My favorite teaching story of Taoism comes from Lao Tse’s successor, Chuang Tse.
Ting the cook was cutting meat free from the bones of an ox for Lord Wen-hui. His hands danced as his shoulders turned with the step of his foot and bending of his knee. With a shush and a hush, the blade sang following his lead, never missing a note. Ting and his blade moved as though dancing to “The Mulberry Grove,” or as if conducting the “Ching-shou” with a full orchestra.

Lord Wen-hui exclaimed, “What a joy! It’s good, is it not, that such a simple craft can be so elevated?”

Ting laid aside his knife. “All I care about is the Way. If find it in my craft, that’s all. When I first butchered an ox, I saw nothing but ox meat. It took three years for me to see the whole ox. Now I go out to meet it with my whole spirit and don’t think only about what meets the eye. Sensing and knowing stop. The spirit goes where it will, following the natural contours, revealing large cavities, leading the blade through openings, moving onward according to actual form — yet not touching the central arteries or tendons and ligaments, much less touching bone.

A good cook need sharpen his blade but once a year. He cuts cleanly. An awkward cook sharpens his knife every month. He chops. I’ve used this knife for nineteen years, carving thousands of oxen. Still the blade is as sharp as the first time it was lifted from the whetstone. At the joints there are spaces, and the blade has no thickness. Entering with no thickness where there is space, the blade may move freely where it will: there’s plenty of room to move. Thus, after nineteen years, my knife remains as sharp as it was that first day.

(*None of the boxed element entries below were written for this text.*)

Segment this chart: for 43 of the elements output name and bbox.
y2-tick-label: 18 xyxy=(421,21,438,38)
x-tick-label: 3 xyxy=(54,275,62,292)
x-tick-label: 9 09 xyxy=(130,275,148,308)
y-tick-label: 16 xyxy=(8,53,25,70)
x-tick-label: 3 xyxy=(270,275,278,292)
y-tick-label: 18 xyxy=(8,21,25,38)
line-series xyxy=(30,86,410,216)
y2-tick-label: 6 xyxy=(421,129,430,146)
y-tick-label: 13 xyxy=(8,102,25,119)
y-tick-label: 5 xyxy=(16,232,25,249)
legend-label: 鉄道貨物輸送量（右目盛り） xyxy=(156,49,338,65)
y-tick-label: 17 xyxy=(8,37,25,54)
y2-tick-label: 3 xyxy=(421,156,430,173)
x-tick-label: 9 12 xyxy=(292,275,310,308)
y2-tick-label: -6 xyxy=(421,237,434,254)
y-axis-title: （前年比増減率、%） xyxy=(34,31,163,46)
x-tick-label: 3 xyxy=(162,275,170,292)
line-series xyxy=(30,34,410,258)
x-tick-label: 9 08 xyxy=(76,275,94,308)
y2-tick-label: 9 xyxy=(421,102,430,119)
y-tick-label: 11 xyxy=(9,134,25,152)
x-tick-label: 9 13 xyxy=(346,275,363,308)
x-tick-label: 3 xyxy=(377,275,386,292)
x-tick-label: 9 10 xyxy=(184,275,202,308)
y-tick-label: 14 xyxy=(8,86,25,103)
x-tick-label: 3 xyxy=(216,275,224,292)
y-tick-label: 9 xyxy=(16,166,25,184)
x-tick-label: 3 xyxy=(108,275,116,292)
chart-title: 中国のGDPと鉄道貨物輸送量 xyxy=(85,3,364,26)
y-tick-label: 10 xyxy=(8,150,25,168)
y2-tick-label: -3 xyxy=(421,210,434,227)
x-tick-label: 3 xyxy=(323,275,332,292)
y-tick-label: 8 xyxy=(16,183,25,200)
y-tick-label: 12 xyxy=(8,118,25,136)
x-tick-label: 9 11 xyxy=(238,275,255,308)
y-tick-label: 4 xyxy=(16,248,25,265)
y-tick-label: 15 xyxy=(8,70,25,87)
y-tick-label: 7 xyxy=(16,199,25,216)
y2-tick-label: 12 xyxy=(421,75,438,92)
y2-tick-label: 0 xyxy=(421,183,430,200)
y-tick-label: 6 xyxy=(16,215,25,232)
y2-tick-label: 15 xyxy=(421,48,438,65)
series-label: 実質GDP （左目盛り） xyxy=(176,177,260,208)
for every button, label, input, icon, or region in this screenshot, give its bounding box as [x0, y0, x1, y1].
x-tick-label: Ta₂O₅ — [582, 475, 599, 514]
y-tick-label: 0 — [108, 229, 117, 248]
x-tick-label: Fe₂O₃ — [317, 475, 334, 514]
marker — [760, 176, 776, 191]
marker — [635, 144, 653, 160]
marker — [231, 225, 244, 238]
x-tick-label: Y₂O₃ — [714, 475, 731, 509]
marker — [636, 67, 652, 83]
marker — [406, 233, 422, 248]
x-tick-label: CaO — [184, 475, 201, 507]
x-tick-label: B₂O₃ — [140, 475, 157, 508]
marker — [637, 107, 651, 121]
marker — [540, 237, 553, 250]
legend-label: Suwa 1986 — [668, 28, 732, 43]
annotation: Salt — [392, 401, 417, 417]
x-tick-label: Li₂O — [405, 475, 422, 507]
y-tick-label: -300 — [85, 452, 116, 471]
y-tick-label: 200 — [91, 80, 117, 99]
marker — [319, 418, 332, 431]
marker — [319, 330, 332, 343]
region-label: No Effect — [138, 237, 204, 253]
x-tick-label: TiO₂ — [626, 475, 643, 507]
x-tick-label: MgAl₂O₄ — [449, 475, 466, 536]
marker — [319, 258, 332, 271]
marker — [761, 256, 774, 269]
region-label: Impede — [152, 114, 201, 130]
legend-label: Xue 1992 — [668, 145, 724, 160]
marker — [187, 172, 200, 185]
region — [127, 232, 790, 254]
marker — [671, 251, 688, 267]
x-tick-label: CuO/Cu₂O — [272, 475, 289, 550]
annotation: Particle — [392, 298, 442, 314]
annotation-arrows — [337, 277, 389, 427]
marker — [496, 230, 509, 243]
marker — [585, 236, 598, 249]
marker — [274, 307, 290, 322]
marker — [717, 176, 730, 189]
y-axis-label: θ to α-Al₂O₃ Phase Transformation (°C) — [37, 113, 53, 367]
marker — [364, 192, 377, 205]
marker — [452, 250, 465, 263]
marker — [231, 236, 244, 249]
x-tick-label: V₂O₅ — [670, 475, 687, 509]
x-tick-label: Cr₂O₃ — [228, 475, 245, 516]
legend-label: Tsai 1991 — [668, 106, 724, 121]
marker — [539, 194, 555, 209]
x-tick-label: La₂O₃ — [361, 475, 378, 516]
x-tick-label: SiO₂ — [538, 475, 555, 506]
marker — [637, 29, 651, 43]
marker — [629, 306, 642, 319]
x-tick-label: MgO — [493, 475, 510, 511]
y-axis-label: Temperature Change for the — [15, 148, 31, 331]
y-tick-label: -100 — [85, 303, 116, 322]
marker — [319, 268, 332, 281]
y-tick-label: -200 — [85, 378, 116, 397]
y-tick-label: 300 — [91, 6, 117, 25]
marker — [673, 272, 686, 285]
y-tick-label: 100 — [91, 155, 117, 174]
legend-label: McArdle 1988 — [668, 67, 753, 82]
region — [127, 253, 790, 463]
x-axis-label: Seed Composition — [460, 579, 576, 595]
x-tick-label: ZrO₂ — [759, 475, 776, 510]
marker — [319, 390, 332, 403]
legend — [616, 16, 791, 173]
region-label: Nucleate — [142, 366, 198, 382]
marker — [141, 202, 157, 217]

Even so, there are always difficult places, and when I see rough going ahead, my heart offers proper respect as I pause to look deeply into it. Then I work slowly, moving my blade with increasing subtlety until — kerplop! — meat falls apart like a crumbling clod of earth. I then raise my knife and assess my work until I’m fully satisfied. Then I give my knife a good cleaning and put it carefully away.”

Lord Wen-hui said, “That’s good, indeed! Ting the cook has shown me how to find the Way to nurture life.”
In summary, I have sought and continue to seek four great truths and practices:
1)    Gandhi's satyagraha, guides me to act from the convergent spirit of love and truth, always measuring my intentions, rectifying them whenever necessary.
2)    Martin Buber’s existential notions of encounters/relationships versus experiences, urges me to see all aspects of Reality, particularly fellow beings as subjects like myself.
3)    Truth and Reconciliation insights remind me to listen and forgive, seeking mutual Peace.
4)    Taoism continues to hold before me the attributes of a practical sage, with the mythic attributes of the Butcher whose knife is still sharp after years of use.
These are worthy, remarkable strategies of success and transformation.  I recommend them to all who seek the depths of living.